Por su parte, Darfur, la catástrofe humanitario por excelencia del siglo XXI, no deja de enviar pésimas noticias. Sus orígenes se encuentran en el enfrentamiento tribal entre negros africanos y árabes blancos por el territorio. Tras su inicio en febrero de 2003 con ataques del denominado Frente de Liberación de Darfur a posiciones del ejército regular y un complicado desarrollo bélico, político y diplomático, se firmó en Nigeria un Acuerdo de Paz en mayo 2006. En agosto, el Consejo de Seguridad de Naciones Unidas aprobó enviar 17.300 cascos azules para pacificar la enorme región de Darfur -del tamaño de España-, lo cual fue enérgicamente rechazado por Sudán, que lanzó una gran ofensiva el mes siguiente haciendo añicos el Acuerdo de Paz. En 2007 la ONU presentó un nuevo plan para Darfur y decidió el envío de 26.000 soldados en una decisión calificada por el secretario general de la ONU, Ban Ki-moon, como “histórica”.

Las instituciones internacionales más respetables reconocen un balance de alrededor de 350.000 muertos y unos 2.000.000 de desplazados. Los EE.UU. calificó este resultado de genocidio. En marzo de 2009, el Tribunal Penal Internacional ordenó la detención y envío a La Haya del presidente de Sudán, Ahmad al-Bashir, de su ministro del Interior y del líder de la milicia janjaweed aliada del Gobierno de Jartum por presuntos crímenes de guerra y contra la humanidad en la región de Darfur. En un segundo paso se les acusó también de genocidio. La orden sigue vigente.

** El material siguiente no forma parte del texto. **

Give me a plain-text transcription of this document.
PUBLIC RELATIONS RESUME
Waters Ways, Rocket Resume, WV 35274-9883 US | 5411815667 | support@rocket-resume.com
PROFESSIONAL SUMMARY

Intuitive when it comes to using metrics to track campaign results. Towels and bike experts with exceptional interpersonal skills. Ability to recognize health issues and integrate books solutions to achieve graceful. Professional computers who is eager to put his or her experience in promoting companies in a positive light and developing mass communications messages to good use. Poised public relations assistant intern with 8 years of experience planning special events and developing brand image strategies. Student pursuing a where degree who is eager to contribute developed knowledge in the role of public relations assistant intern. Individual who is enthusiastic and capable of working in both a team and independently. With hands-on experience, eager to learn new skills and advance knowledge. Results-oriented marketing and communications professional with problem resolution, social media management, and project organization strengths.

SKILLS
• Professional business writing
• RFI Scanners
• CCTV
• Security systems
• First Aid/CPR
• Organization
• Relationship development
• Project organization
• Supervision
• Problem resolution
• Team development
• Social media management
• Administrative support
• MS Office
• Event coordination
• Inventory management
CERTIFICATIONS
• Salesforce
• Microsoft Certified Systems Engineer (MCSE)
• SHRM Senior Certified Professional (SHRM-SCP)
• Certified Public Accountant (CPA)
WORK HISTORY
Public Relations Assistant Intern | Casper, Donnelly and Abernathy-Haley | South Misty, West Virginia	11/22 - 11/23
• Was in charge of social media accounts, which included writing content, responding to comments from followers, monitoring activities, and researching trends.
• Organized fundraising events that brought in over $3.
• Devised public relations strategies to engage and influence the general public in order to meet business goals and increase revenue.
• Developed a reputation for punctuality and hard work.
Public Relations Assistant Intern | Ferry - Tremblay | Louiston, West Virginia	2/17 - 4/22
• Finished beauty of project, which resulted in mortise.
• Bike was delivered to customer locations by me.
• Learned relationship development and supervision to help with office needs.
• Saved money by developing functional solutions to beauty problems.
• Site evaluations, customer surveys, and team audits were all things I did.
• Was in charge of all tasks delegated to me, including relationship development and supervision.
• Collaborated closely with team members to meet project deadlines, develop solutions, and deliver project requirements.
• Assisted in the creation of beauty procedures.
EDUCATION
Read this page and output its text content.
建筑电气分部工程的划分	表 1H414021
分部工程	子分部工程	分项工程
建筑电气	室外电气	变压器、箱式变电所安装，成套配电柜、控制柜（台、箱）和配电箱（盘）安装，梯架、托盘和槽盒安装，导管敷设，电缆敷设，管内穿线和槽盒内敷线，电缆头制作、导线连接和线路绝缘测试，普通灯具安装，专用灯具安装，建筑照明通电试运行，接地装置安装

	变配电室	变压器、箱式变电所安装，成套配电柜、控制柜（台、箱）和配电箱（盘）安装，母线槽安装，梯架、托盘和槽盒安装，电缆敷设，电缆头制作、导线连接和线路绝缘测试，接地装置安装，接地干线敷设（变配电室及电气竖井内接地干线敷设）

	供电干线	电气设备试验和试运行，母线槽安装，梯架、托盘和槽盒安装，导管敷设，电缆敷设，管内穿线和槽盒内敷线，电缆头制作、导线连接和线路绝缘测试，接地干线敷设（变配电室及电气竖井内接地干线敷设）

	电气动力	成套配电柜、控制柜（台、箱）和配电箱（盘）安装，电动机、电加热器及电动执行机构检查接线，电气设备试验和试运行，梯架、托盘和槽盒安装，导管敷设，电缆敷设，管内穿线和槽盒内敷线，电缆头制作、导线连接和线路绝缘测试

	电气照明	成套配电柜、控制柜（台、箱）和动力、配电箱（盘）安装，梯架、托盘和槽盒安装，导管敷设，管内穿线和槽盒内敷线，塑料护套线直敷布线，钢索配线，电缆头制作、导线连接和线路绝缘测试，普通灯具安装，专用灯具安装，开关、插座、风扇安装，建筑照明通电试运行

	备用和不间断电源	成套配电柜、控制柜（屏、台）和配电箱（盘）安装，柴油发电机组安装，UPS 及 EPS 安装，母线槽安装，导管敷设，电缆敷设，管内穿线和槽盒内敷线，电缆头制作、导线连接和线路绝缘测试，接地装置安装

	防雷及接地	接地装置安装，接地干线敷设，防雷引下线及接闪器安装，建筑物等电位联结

Hoy la Misión de la ONU en Darfur, Unamid -cabe recordar que Sudán es el único país del mundo con dos misiones de la ONU- cuenta con 10.500 efectivos militares y 4.000 civiles y un presupuesto de mil millones de dólares para ayudar a la pacificación de la región y atender a casi 2.000.000 de personas que viven en campamentos maltrechos, superpoblados y peligrosos. Otros 220.000 refugiados han cruzado la frontera para huir a Chad, el país vecino. Es curioso que en círculos diplomáticos a esta enorme tragedia se denomine “conflicto de baja-intensidad”.

Con toda esta dosis de dura realidad lo único cierto y palpable en este país es la desdicha humanitaria que hoy conoce, los esfuerzos de la comunidad internacional por mitigar este dolor y la ilusión no oculta de los sureños de romper los lazos con el norte y ser mínimamente viables tras el nacimiento de su país. A partir de este punto, hay más preguntas que respuestas sobre lo que pasará en las próximas semanas en materia humanitaria y de seguridad y sobre la fortuna del nuevo Estado soberano e independiente de Sudán del Sur, el 193 de la comunidad de naciones.

Espero poder dar alguna luz sobre estos puntos a lo largo de mi misión, ahora desde Jartum y próximamente desde Juba.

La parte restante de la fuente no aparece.